When pushed to give clear replies, Schembri tried hard to confuse – there were enough dates, countries, and names to put up a smokescreen – but when pressed he had to row back on certain claims. On supplying Nexia his own diplomatic passport, naturally enough post-2013, he conceded it must have been him who supplied it when originally he denied it; and while he confirmed asking Nexia to open his trust, he insists he did not authorise it to open a Panama copany. “That’s all,” he insisted. “No, I did not authorise the opening of companies in Panama. The trust in New Zealand has got nothing to do with 17 Black.”
And yet, he seemed at ease not having protested at the time with this allegedly, unauthorised action by Nexia. “I was told later by Nexia that I needed a company for the trust,” refusing to explain why he did not complain at his auditors’ apparent zeal in opening a Panama company and related bank account. “The plan was to close the Panama company a year after, once it allowed me to open the trust.”
And when Schembri he was asked three times by Carabott whether he authorised the opening of a related company to the New Zealand trust, not necessarily in Panama, he told him: “You are playing with my memory.”

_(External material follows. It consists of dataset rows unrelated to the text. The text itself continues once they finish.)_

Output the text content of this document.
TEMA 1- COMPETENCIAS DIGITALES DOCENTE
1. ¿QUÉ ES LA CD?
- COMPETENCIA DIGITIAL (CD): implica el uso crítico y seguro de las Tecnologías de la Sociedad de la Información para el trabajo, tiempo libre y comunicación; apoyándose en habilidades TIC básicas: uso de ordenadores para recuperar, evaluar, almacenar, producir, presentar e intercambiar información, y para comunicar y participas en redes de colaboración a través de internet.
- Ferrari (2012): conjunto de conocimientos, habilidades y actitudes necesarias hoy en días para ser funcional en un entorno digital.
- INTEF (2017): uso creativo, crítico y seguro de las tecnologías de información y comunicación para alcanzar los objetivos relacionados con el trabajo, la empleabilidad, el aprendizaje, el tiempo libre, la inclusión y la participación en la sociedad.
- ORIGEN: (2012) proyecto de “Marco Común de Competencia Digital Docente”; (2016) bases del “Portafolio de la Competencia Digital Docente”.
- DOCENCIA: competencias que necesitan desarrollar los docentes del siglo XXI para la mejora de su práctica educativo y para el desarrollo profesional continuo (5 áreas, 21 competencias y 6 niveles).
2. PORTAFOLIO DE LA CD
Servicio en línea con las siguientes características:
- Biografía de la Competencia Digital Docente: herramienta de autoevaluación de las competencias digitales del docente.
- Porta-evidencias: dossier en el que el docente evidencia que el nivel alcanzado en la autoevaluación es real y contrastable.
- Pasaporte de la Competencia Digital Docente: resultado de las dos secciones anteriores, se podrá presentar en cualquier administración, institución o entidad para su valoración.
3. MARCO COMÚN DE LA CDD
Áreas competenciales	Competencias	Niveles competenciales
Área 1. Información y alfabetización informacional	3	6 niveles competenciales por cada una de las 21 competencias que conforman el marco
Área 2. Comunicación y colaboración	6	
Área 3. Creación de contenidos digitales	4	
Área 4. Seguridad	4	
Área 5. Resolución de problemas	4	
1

Nothing wrong in seeking business
His only regret, Schembri told MPs mirthfully, was having stayed in politics, but defended his business acumen in seeking out a future for himself beyond his role as chief of staff to Muscat.
He said he saw nothing wrong that Konrad Mizzi too was planning his own future, making hay with contacts he made while in politics for later gains. “I saw nothing wrong with that… many people asked me similar questions on this kind of planning. Don’t they ever come to ask you that?” Schembri asks Carabott, to which the PAC chairman replied. “No. But you are the one answering the questions here, not me.”
Indeed, when asked whether it was acceptable to him that a sitting minister seeks out additional business income while in office, Schembri said he had no opinion on the matter. “When you are born with a business mind, you are always thinking terms of business.”